The publisher split is interesting: we have three ‘mainstream’ imprints, one small press genre imprint, and two from Gollancz. It’s not a particular shock that mainstream imprints are over-represented compared to their submissions list proportion, that’s a fairly common feature of Clarke shortlists; but the fact that Gollancz has two is notable. Ten years ago it wouldn’t have been: for the period between 2000 and 2012, Gollancz had at least one novel on the shortlist every year, had three novels on the shortlist four times, and accounted for four of ten winners — but, astonishingly, they haven’t had a novel shortlisted since 2018 (Sea of Rust by C. Robert Cargill), and haven’t managed two since 2014 (The Adjacent by Christopher Priest and, less compellingly, The Disestablishment of Paradise by Philip Mann). They haven’t had a winner since 2008.

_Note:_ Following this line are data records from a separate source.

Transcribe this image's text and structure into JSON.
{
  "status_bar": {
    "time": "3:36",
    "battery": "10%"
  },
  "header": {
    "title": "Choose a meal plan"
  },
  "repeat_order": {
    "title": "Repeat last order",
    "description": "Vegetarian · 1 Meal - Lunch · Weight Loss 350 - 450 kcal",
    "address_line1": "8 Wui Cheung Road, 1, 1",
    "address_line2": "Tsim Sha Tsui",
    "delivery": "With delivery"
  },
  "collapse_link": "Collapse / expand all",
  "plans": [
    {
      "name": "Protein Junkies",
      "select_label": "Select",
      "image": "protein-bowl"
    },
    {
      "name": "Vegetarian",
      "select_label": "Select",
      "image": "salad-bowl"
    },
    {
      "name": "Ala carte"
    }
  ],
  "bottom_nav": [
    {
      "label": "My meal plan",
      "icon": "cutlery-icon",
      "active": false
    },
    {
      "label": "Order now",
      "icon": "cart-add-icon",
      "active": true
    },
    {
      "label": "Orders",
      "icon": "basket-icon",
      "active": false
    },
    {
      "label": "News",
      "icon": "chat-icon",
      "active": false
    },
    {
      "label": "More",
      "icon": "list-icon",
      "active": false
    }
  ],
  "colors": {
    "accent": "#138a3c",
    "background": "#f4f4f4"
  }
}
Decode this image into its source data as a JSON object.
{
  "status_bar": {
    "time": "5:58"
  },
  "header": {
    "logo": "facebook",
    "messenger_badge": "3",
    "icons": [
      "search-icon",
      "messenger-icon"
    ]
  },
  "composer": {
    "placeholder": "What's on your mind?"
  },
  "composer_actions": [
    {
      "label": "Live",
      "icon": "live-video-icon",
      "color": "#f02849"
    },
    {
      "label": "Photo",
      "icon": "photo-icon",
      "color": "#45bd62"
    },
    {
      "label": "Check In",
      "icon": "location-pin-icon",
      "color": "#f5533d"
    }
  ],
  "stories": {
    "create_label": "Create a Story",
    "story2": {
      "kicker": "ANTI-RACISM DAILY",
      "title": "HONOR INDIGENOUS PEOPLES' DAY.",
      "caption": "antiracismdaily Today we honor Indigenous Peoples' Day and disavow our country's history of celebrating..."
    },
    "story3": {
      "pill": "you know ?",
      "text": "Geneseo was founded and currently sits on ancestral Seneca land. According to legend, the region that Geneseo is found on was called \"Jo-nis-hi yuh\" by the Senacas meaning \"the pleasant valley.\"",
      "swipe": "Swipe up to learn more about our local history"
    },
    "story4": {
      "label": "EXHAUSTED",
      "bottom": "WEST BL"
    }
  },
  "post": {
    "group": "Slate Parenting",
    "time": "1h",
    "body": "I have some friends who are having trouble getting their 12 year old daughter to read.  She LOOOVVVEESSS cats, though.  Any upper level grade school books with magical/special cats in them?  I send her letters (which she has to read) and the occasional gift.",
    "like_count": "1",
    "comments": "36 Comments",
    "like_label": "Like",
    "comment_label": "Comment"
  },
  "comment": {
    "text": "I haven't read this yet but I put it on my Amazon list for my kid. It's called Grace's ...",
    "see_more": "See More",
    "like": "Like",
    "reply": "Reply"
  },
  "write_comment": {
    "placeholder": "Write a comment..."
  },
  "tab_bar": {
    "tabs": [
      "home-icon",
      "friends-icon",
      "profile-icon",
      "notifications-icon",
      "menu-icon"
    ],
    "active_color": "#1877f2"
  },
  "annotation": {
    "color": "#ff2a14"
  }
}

I’m not convinced that latter streak is going to break this year. Plutoshine is a type of sf that I like very much, but for me only an average example of that type; and while I haven’t read The Red Scholar’s Wake yet, and expect to enjoy it more than not, everything I’ve read about it suggests that it’s unlikely to quite be the match of the two books that were on my personal shortlist, Beauman and Swift. That leaves Metronome, which I haven’t read and am curious about — albeit slightly wary of the “there’s a big revelation that will shock and surprise you” marketing — and Le Tellier, which I enjoyed as a jeu d’esprit without being deeply moved by. Still, considering the six books in isolation from potential counterfactuals (no Moonday Letters, alas!) my initial impression is favourable; all six books seem to have some substance to them, which is in the end what you hope for in a shortlist. The winner will be announced in August, and I hope to do a final round-up of coverage of the shortlisted books, plus my own further thoughts, before then.